Yes, oddly though one can't say surprisingly enough, Paul Krugman is apparently quite the science fiction fan. Inhabiting only the nerdiest intersection of that Venn Diagram of Interests and Hobbies, Krugman, that sci-fi lovin,' econ-modelin,' New York Times collumnin' stud certainly must have gotten all of the ladies in high school.
Interested to see where else Krugman's interest in science fiction might have taken him over the years, I stumbled upon The Theory of Interstellar Trade. This was written by Krugman in 1978 and certainly it must have been a joke--a 15-page joke that never really decides which of the two is more self-satisfyingly hilarious: obscure Asimov* references or equally obscure economic puns.
God fucking dammit I am so glad he won the Nobel Prize.
Allow me to give you an impression of just how awesome an academic accomplishment this is:
"This is an inertial problem--which becomes a weighty problem in a gravitational field..."Sarah Pinnington, eat your heart out.
"Among the authors who have not point this out are Ohlin (1933) and Samuelson (1947)."Tongue, meet cheek.
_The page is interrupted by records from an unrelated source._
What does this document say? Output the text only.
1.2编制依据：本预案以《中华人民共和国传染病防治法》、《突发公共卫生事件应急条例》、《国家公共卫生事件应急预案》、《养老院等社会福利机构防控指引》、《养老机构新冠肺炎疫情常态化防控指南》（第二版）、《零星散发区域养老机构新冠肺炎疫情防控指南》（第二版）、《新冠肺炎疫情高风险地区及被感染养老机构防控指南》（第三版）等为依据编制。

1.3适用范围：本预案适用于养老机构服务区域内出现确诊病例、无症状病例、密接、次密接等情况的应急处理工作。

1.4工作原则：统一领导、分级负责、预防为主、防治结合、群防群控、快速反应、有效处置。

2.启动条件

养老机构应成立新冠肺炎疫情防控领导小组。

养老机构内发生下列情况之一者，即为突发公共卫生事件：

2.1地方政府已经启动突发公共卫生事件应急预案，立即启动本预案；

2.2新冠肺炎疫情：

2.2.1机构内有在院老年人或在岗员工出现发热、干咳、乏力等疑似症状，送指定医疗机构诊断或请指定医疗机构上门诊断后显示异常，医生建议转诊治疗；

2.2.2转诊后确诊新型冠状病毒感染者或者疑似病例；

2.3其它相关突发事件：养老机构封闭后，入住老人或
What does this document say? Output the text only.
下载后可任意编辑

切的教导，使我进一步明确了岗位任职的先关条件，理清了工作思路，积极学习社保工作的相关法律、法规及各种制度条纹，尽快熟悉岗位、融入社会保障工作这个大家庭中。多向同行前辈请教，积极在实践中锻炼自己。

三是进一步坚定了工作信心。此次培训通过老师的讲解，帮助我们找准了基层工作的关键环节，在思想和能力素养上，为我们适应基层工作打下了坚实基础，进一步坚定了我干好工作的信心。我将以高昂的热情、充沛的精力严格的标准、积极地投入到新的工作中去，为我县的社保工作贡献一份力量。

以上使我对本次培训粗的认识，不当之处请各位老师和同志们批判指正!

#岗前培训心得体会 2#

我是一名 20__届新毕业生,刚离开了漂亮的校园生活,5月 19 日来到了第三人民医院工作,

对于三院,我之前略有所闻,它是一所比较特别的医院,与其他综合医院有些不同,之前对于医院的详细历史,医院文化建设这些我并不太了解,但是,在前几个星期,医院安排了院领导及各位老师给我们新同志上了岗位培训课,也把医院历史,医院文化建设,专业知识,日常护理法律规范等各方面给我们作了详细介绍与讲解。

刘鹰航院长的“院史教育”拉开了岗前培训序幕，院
Now get ready for the cosmic burn:
"The second feature of interstellar transactions cannot be so easily dealt with (physicists are not as tolerant as economists of the practice of assuming difficulties away)."Oh, snap Yale economics faculty of 1978! That one must burn like a quasar!
But he's only just warming up:
"It should be noted that, while the subject of this paper is silly, the analysis actually does make sense. This paper, then, is a seriously analysis of a ridiculous subject, which is of course the opposite of what is usual in economics."Paul Krugman: truly putting the "dis" in dismal science.
And if any of you were actually curious, his primarily conclusion is that when trade is interstellar, interest payments should be based on the rate perceived by a planet-dweller of one of either of the two trading planets and not on that perceived by a time-dilated space ship entrepreneur. Also, interest-rates between trading planets will be equalized through arbitrage. Space arbitrage.
Good to know, no doubt.
*Please, Sol, allow me back upon the stage of your mind. I'll do naked if you want.
You were booed off the stage of my mind in the third paragraph when you misspelled Asimov.